Hejka kochane:)
wczoraj wpisu nie było, dziś będzie krótko. W tygodniu ja nie mam czasu, nie wiem jak to jest,że nie mam jeszcze dzieci... a już nie mogę dogonić własnego ogona.
Dietkowo nie jest źle, ale szału nie ma ostatnio, ciągle coś skubię....
Dziś było
Śniadanie:
no własnie... zdjęcia nie zrobiłam i już nawet nie pamiętam....(robienie zdjęć o 5 rano nie wchodzi w rachubę, latam jak kot z pęcherzem i nie mam czasu)
wiem...
zjadłam pół bułki z szynka z indyka i pomidorem... w pracy zjadłam 1 bułkę z szynką i z ogórkiem i jogurt Jogobella.

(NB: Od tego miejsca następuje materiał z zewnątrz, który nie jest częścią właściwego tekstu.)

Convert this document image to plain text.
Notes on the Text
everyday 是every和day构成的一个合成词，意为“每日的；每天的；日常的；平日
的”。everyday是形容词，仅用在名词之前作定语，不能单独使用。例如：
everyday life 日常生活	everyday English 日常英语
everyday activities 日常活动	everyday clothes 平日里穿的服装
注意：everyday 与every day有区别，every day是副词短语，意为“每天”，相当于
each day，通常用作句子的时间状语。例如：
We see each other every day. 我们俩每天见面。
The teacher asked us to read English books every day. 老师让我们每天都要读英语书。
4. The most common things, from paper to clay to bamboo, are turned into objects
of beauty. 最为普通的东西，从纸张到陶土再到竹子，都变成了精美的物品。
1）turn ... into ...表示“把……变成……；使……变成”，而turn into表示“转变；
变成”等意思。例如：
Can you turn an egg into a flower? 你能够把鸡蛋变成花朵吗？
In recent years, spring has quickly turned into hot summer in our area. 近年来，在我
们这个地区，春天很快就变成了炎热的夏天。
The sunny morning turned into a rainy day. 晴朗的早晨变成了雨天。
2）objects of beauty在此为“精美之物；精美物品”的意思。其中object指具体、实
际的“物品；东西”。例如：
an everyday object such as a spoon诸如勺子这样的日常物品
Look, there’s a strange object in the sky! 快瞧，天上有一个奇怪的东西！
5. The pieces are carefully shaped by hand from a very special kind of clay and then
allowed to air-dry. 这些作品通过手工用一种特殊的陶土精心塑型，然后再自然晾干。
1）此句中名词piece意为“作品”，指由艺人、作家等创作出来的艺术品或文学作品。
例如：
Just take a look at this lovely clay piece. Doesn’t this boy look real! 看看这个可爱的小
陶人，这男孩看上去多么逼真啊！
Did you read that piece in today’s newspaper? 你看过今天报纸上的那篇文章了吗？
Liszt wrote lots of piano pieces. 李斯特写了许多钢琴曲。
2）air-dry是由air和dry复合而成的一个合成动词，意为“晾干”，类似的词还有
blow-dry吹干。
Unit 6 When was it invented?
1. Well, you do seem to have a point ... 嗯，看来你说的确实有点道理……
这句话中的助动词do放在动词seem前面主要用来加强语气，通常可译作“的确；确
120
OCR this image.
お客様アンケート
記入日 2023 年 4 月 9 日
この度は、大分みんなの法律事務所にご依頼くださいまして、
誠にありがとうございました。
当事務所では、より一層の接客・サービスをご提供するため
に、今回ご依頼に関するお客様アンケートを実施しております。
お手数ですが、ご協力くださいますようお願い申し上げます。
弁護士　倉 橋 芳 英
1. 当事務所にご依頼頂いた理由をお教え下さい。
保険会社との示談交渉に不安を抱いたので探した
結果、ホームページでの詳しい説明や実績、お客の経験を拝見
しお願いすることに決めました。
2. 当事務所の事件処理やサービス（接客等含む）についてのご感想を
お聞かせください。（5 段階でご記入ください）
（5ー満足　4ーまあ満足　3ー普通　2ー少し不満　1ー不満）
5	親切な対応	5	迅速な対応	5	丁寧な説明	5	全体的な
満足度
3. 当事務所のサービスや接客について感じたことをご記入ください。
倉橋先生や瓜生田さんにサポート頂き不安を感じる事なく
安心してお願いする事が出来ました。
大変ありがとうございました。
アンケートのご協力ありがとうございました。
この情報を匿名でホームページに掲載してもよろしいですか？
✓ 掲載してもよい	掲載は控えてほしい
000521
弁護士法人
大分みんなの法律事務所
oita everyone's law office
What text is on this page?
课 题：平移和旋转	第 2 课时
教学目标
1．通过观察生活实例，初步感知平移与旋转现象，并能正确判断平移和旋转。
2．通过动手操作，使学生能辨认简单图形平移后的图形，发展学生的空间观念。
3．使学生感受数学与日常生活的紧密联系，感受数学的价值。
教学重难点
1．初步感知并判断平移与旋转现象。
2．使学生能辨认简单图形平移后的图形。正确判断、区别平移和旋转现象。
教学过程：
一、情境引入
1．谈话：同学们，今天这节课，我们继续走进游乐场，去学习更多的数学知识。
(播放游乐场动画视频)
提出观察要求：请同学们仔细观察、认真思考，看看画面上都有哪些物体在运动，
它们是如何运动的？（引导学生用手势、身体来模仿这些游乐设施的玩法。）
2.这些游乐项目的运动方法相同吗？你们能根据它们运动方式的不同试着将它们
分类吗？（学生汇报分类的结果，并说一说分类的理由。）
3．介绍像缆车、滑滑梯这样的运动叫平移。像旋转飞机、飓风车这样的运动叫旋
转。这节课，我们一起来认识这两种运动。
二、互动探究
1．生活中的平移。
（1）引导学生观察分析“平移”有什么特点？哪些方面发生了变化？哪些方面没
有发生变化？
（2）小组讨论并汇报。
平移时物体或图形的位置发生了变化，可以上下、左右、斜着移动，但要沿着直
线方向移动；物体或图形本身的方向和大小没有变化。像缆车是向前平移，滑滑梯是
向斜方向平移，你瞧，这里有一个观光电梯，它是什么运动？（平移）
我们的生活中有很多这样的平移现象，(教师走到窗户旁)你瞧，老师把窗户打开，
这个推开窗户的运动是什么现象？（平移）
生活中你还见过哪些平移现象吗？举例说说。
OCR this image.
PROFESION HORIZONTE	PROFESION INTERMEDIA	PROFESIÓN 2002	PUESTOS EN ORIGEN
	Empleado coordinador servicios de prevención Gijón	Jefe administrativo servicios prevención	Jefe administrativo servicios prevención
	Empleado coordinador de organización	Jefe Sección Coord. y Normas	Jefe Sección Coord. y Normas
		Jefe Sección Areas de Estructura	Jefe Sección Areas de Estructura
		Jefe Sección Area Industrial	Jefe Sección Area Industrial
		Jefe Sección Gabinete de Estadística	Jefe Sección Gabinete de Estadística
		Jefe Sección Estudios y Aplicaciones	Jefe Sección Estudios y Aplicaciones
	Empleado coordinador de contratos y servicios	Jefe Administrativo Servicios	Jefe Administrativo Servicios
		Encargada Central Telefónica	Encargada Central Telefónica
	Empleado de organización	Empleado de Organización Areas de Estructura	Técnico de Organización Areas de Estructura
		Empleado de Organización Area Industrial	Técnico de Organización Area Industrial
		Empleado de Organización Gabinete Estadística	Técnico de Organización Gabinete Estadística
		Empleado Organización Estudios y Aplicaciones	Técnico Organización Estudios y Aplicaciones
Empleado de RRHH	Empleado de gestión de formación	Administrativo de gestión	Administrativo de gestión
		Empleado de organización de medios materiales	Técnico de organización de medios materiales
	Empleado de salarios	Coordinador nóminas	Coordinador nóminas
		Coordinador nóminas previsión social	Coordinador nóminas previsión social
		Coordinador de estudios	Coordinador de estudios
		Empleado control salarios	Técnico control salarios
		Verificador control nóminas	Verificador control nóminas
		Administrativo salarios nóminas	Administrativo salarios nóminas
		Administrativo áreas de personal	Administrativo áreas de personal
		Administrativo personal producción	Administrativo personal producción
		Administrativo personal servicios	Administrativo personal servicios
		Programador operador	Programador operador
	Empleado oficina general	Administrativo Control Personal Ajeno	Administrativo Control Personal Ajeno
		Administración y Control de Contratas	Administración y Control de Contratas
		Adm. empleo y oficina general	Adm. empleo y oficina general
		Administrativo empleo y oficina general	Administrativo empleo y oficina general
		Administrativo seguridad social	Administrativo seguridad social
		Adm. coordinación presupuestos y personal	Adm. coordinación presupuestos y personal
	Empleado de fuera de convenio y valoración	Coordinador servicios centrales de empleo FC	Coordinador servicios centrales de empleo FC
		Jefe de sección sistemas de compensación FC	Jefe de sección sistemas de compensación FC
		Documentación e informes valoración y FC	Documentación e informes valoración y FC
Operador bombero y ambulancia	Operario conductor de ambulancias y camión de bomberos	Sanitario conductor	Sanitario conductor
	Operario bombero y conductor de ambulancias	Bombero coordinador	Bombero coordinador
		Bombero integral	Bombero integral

w domu był obiadek ogórkowa... moja faza na kwaśne trwa
później zrobiłam sobie koktajl, w sumie zaraz po obiedzie... nie wiem czemu ale dla mnie zupa to nie obiad, i ja po prostu jestem głodna...
(1/2 banana, szklanka mleka, łyżeczka miodu, łyżeczka masła orzechowego i 3 łyżeczki płatków owsianych)
a i jeszcze całkiem niedawno wciągnęłam pół wielkiego jabłka i banana.... gdzie wiem, że owoce po 17 wcale mi nie służą a moja dupa reaguje na nie jak na słodycze.... czyli rośnie...
w ogóle wczoraj w pracy zżarłam 2 cukierki... bo były imieninki koleżanek i nie poskromiłam swojego łakomstwa...
ale przepedałowałam godzinkę na rowerku...
zwiększyłam obciążenie, i chyba dałam wczoraj czadu bo jak zasypiałam to ciągle czułam te zmęczone nogi i do dziś bolały mnie łydki...
... piję za mało wody... i wiem, że to też spowalnia moje odchudzanie...
.... kupiłam łososia wędzonego, już go skubałam po cichaczu... kolacji nie będzie- nie jestem głodna.
Wpis bardzo chaotyczny ale naprawdę nie mam głowy i czasu... Trzymajcie za mnie kciuki dobra?